When trying to put tires on my brand new Reynolds AR46 Pro rims, my lever slipped off twice. Only after the second time I noticed that it had damaged the rim.
It seems pretty fucked to me, but a few things that I hope you guys can help with:
– Is this something a carbon repair shop could fix?
– Is it normal that damaging the rim happens this easily when using tire levers to put on a tire?
– How does one prevent this from happening? I have really tried everything in terms of putting on tires without levers, but I really have no clue how one does that
by Sufficient_Ebb_7712
18 Comments
That’s fucked and trash. See if whoever you bought them from will return them. Also, how were you trying to use the tire lever? You’re supposed to lever at the edge of the rim, not the middle. And you work from the outside in, not right from the middle of the tire.
That rim is done. Carbon repair is not a good idea on carbon rims. If you bought from an authorized seller talk to them/reynolds, reynolds has a crash replacement program and (when I was last selling reynolds a year ago) it’s about 250$ + shipping to get it replaced.
With it being so new they might offer fully free (not including shipping) replacement. I’ve had them do that a few times for customers.
Absolutely repairable, carbon is pretty easy to fix these days if you take it to someone who knows what they’re doing. You’re probably looking at a several hundred dollar cost so it might be worth looking into working out a crash replacement for the single wheel.
[Reynolds](https://hayesbicycle.com/pages/warranty). See what the “crash” replacement price is and go from there. I wouldn’t ride that as is.
Bummer.
Fucked.
Yes
So I can learn, would you show me how you used the lever? Maybe a photo of it?

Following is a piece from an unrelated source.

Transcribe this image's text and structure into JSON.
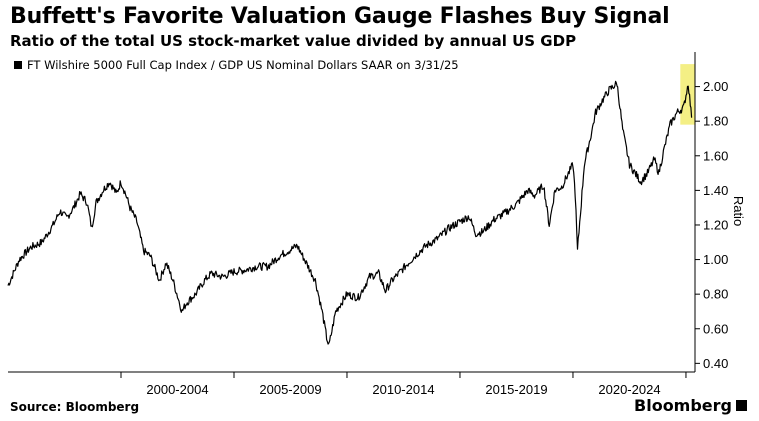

You’re the perfect candidate for someone to have a close relationship with a mechanic. (Nice way of saying you shouldn’t be working on your own bike)
As others have said, that rim is dead. Reynolds does have great customer service though, so hopefully they have something palatable to offer.
Whenever possible, avoid using tire levers on carbon rims at all costs. Stretch the tire a bit, leave it in the sun if you have to, but tire levers of all materials are known to have this effect on carbon rims. The Kool Stop tire bead jack is the right tool if your tire is too tight to do by hand, it pushes down on the rim instead of outwards to get leverage.
If you bought them recently check your credit card purchase protection – may replace your rim for free…
How? Just , how?
We are missing the point here- it shouldn’t be possible to damage a carbon rim like that with plastic tire levers. If that’s the case, these may have been defective and they may replace for free. Possibly already cracked? I would go through the warranty process, even if user error this seems very atypical to me. My two cents.
Replace the rim, I wouldn’t trust a carbon patch
https://youtube.com/shorts/y8D8vzi-IKc
Are you using a metal tire lever? Those are a no-go on carbon rims. Pedro’s plastic levers will break before you break your wheel.
Tire levers are for taking off tires.
Is this part of the rim even structual? I always assumed it was not and just for areo. I don’t know tho.